Jackson is a little nervous about finding his way around a new school, but he and his friends are really looking forward to playing football.

“I think that it’s going to be a fun year because I get to play football and have parties and there are hot eighth-graders,” seventh-grader Christian Worth said.

Brittany Noland is looking forward to one last shopping trip before the school year begins, but that’s about all.

The incoming freshman believes — despite the assurances she’s heard from school officials — that she’ll be hazed.

“I’m scared, very scared,” she said. “I’m afraid I’ll get beat up or something.”

Noland said freshman year brings you four years closer to graduation and opens the door to extended privileges and a larger variety of people.

Hannah Terrill is not scared.

“Not one bit,” she said.

She’ll not miss having “too many rules” as a middle school student, but she will — like many others — miss sleeping in.

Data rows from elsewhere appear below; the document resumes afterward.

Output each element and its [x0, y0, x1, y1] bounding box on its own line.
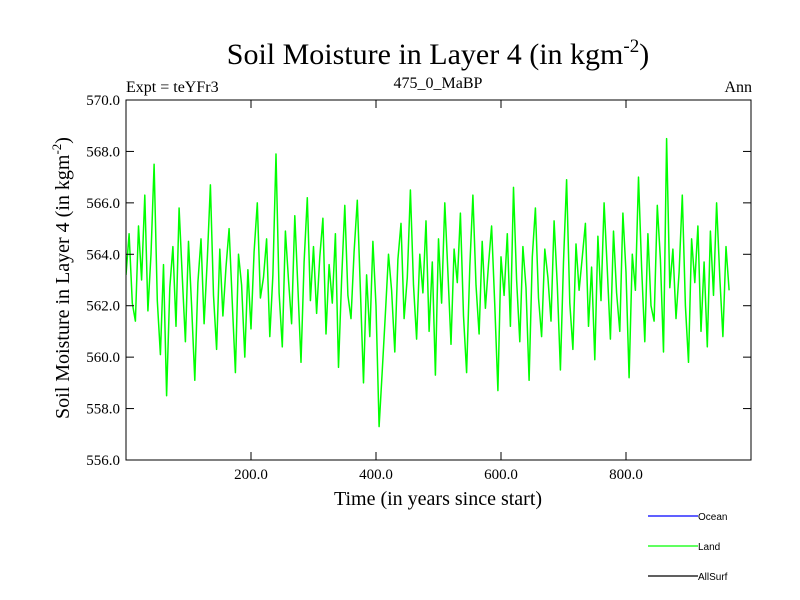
y-tick-label: 562.0: [86, 299, 120, 315]
subtitle-period: 475_0_MaBP: [394, 75, 483, 92]
chart-title-superscript: -2: [623, 36, 639, 57]
y-axis: 556.0 558.0 560.0 562.0 564.0 566.0 568.0 570.0: [86, 93, 751, 469]
legend: Ocean Land AllSurf: [648, 512, 728, 583]
legend-label-land: Land: [698, 542, 720, 553]
legend-label-ocean: Ocean: [698, 512, 727, 523]
y-tick-label: 558.0: [86, 402, 120, 418]
chart-title: Soil Moisture in Layer 4 (in kgm-2): [227, 36, 649, 71]
chart-title-close: ): [639, 38, 649, 71]
y-tick-label: 566.0: [86, 196, 120, 212]
x-axis-label: Time (in years since start): [334, 488, 542, 510]
y-axis-label-close: ): [52, 137, 74, 144]
x-tick-label: 400.0: [359, 467, 393, 483]
x-tick-label: 200.0: [234, 467, 268, 483]
legend-label-allsurf: AllSurf: [698, 572, 728, 583]
series-line-land: [126, 137, 730, 428]
y-tick-label: 568.0: [86, 144, 120, 160]
plot-frame: [125, 99, 752, 461]
subtitle-experiment: Expt = teYFr3: [126, 79, 219, 96]
y-axis-label-superscript: -2: [49, 144, 64, 155]
subtitle-season: Ann: [724, 79, 752, 96]
x-axis: 200.0 400.0 600.0 800.0: [234, 100, 643, 483]
y-tick-label: 564.0: [86, 247, 120, 263]
x-tick-label: 600.0: [484, 467, 518, 483]
y-axis-label-main: Soil Moisture in Layer 4 (in kgm: [52, 154, 74, 419]
y-tick-label: 556.0: [86, 453, 120, 469]
y-tick-label: 560.0: [86, 350, 120, 366]
y-axis-label: Soil Moisture in Layer 4 (in kgm-2): [49, 137, 74, 419]
chart-title-main: Soil Moisture in Layer 4 (in kgm: [227, 38, 624, 71]
y-tick-label: 570.0: [86, 93, 120, 109]
x-tick-label: 800.0: [609, 467, 643, 483]
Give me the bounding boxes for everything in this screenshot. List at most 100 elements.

The school district expects to open doors Monday to more than 2,500 students ranging from preschool students to high school seniors.

Several events occurred near the end of the last school year geared toward making Monday a little easier on teachers and students. Freshmen were invited to the high school for an orientation and a tour of the school. They returned Friday to pick up their class schedules and were given free reign to find their lockers and learn the best routes to their classes.

Fourth-graders met their new principal and also were given a tour of what will be their new school alongside a sixth-grader who will act as a mentor.

For the district’s newest students, Monday’s classes will be cut short into an hour-long Family Connection time. Parents are expected to bring their kindergarteners to school and stay for the opportunity to meet their teachers and explore the classroom with their children.

For younger students who might still have some traumatic moments, experts offered a few tips.

“One of the biggest things, and it’s a very stressful thing for a child, is if they don’t have their lunch or their lunch money,” East Elementary School Principal Diana Cook said.

She said that among the chaos of getting a child and all their supplies to school on the first day, parents often forget to pack a lunch or to hand out lunch money.

Cook also recommended that parents be sure their children know how they’re getting home.

“If mom or dad comes the first day, that really helps,” she said. “That just really starts their day off right.”

Sunset Elementary School secretary Goldie Arroyo said the first day of school is not as chaotic or traumatic as many think.

“We’re just so ready for them that everything’s going to go great,” she said.

Although there’s generally some confusion finding classrooms at the beginning of the day, she said, students are quickly settled into the routine they’ll follow throughout the year.

Safety is a concern as students set out on foot, ride busses or begin driving to school. Cooks asks that drivers be extra aware and that students walking to school do so quickly and carefully.